Those people who have roses in their gardens may occasionally come across a new vigorous growth coming from low down in the plant. They may well rejoice at the new life in the plant, but they would be wrong to.
It’s most likely a sucker. These are shoots coming off the wild root onto which a cultivated rose has been grafted. If allowed to grow it will take all the energy from the roots and gradually starve the rose, which will wither and die, leaving a wild rose in its place.
What has this to do with mission work?
Common to all Christians are the habits and thought patterns we got into before we were saved. We may have had struggles with addictions, an exaggerated tendency to despondency, fear of failure or a possessive need to be loved. When we become Christians, in theory our life has been transformed. St Paul talks about us being ‘dead to sin’. He tells us we have been buried with Christ through having been baptised into his death, so that we can walk in newness of life (Romans 6). But he also writes: ‘Lay aside the old self… be renewed in the spirit of your mind… and put on the new self’ to people who were believers and who presumable had already been baptised (Ephesians 4:22-24).
So there is still something for us to do to facilitate our transformation into being a new creation (Galatians 2:20). Sometimes those old habits come creeping back, like the sucker on the rose. Many of us make the mistake of thinking that a given negative action in our lives was an isolated act of sin, repent of it, and move on.
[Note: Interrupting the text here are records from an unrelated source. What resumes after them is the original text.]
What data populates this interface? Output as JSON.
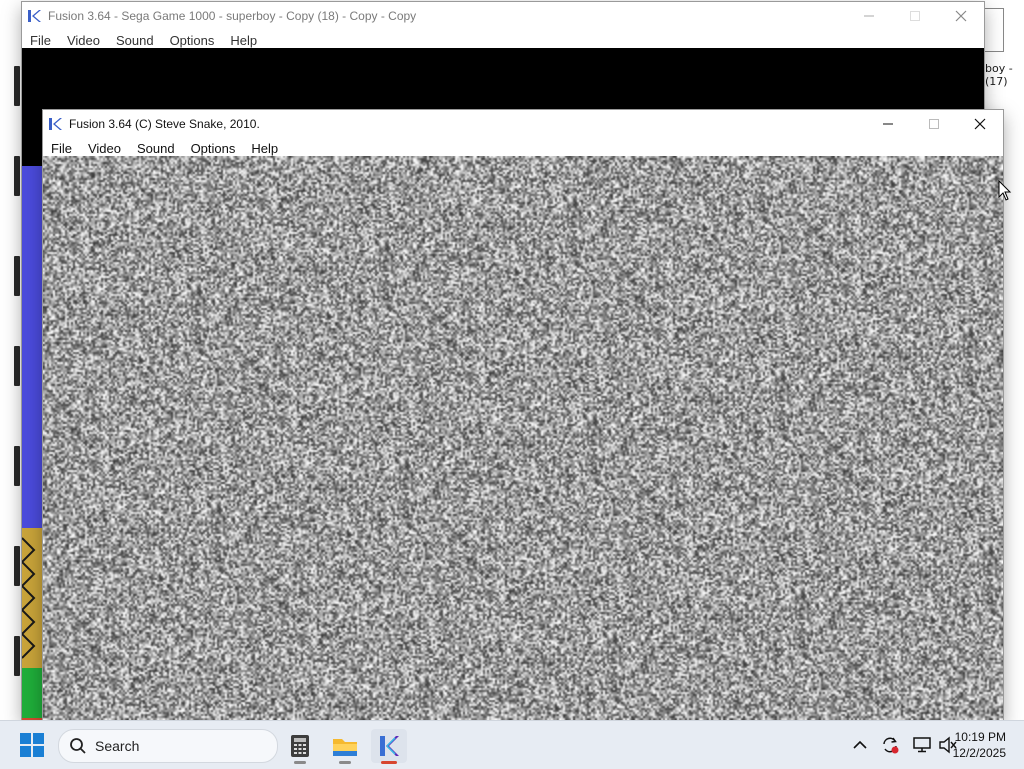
{
  "back_window": {
    "title": "Fusion 3.64 - Sega Game 1000 - superboy - Copy (18) - Copy - Copy",
    "menu": [
      "File",
      "Video",
      "Sound",
      "Options",
      "Help"
    ]
  },
  "front_window": {
    "title": "Fusion 3.64 (C) Steve Snake, 2010.",
    "menu": [
      "File",
      "Video",
      "Sound",
      "Options",
      "Help"
    ]
  },
  "desktop": {
    "right_labels": [
      "boy -",
      "(17)"
    ]
  },
  "taskbar": {
    "search_placeholder": "Search",
    "time": "10:19 PM",
    "date": "12/2/2025"
  },
  "icons": {
    "start": "windows-start-icon",
    "search": "search-icon",
    "app1": "calculator-icon",
    "app2": "file-explorer-icon",
    "app3": "fusion-emulator-icon",
    "tray": [
      "chevron-up-icon",
      "sync-icon",
      "display-icon",
      "speaker-muted-icon"
    ]
  },
  "colors": {
    "accent_red": "#d7462f",
    "noise_gray": "#888888"
  }
}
But the same ‘isolated’ act then occurs over and over again, becoming a weakness, and eventually a gaping hole in our armour.
In the same way, a good gardener will cut off the sucker as soon as she identifies it, but it will grow back again and again and again. Because the problem is not the sucker, but the root it grows from.
Changing the metaphor slightly, Christians are wild olive branches grafted into the cultivated olive tree (Romans 11). But just as with the rose, there is a tendency for the old wild plant to reassert itself.
For mission workers, often under great stress and feeling isolated or lonely, it can be very tempting to fall back into old habits. They bring us short-term comfort even though we have the challenge of the guilt we carry with us. They become our secret sin, and we lie to ourselves telling ourselves it’s alright because it’s just a method of coping with the stress. But sin grows, like the sucker, sapping the life of a beautiful rose. And one day it will be seen by everyone for what it is – bringing down our ministry, our family, possibly even our own walk with God.
We need to tackle the root of the flesh which makes us vulnerable to such sin. We need to see it for what it is, expose the lie it is telling us, and root out the base desire. Sometime we need help with that – prayer partners, accountability partners, even deliverance ministry. If you would like to have a confidential discussion with Syzygy about this, email us on info@syzygy.org.uk.
A good tree cannot produce bad fruit; a rotten tree cannot produce good fruit.